Quizás eso explicaba la escasez de pescadores. De cualquier modo,
no podía esperar que viniesen a ayudarlo.
Sin embargo, aquella perspectiva no lo alarmaba. En el peor de los casos
seguiría allí acostado. Tenía agua y comida para
dos o tres días. Luego, cuando la mano se le deshinchase, iría
en el coche al rancho de Johnson, el más próximo.
Pasó la tarde. A la hora de cenar, sin ganas, preparó café
y bebió unas cuantas tazas. Sufría bastante, pero a pesar
del dolor y el café, se quedó dormido...
Se despertó de pronto, con la luz, advirtiendo que alguien había
abierto la puerta. Dos hombres en traje de calle, casi elegantes, escudriñaban
a su alrededor de una manera extraña, como asustados.
¡Estoy enfermo! dijo desde la cama.
El miedo de los hombres se transformó en pánico. Se volvieron
rápidamente y sin cerrar la puerta echaron a correr. Momentos después
se oyó el ruido de un motor, que se perdió enseguida en
las montañas.
Sintió miedo, entonces, por primera vez. Se incorporó y
miró por la ventana. El coche había desaparecido en el recodo.
¿Qué pasaba? ¿Por qué esa huida?
La luz venía de oriente. Había dormido hasta el amanecer.

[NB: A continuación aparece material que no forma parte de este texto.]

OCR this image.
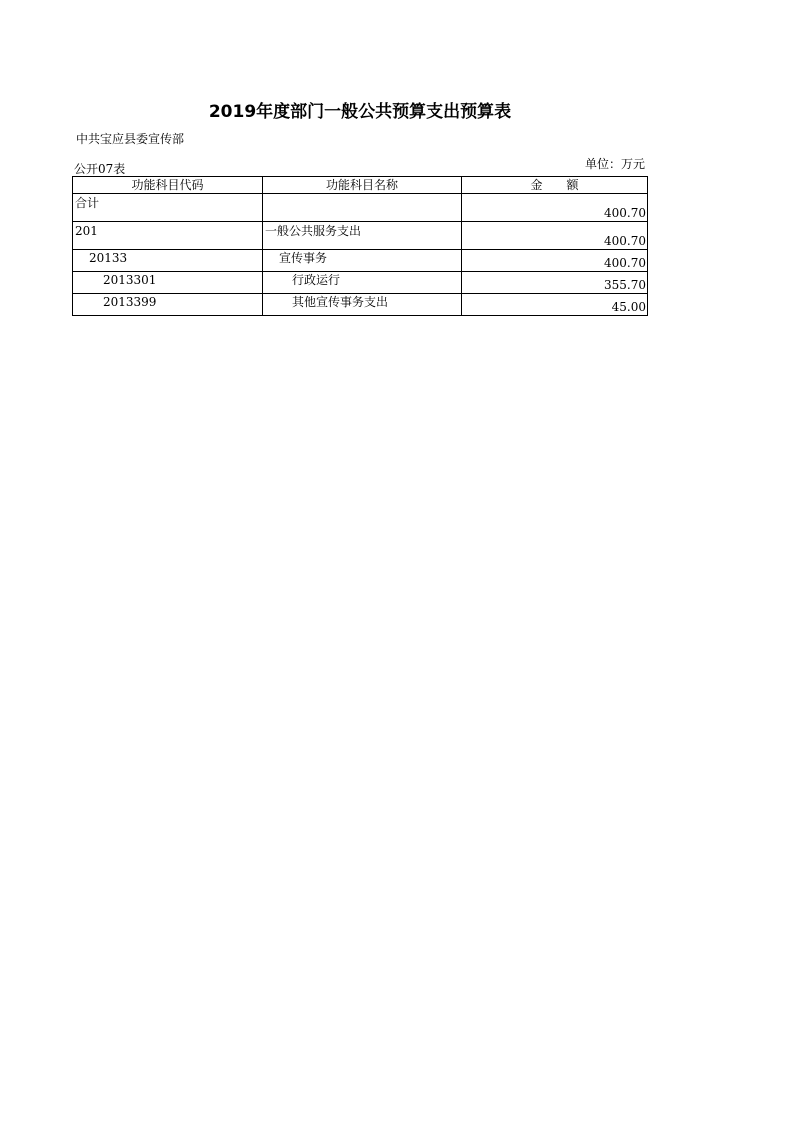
2019年度部门一般公共预算支出预算表
中共宝应县委宣传部
公开07表	单位：万元
功能科目代码	功能科目名称	金　　额
合计		400.70
201	一般公共服务支出	400.70
20133	宣传事务	400.70
2013301	行政运行	355.70
2013399	其他宣传事务支出	45.00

La mano le dolía aún. Pero no se sentía enfermo.
Calentó el jarrito de café, preparó un poco de avena
y se acostó otra vez. Iría enseguida a casa de Johnson...
si antes no pasaba alguien que quisiera detenerse y ayudarlo.
Sin embargo, pronto empezó a empeorar. Se trataba, sin duda, de
una recaída. A media tarde estaba realmente asustado. Tumbado en
la cama, redactó una nota, explicando lo que había ocurrido.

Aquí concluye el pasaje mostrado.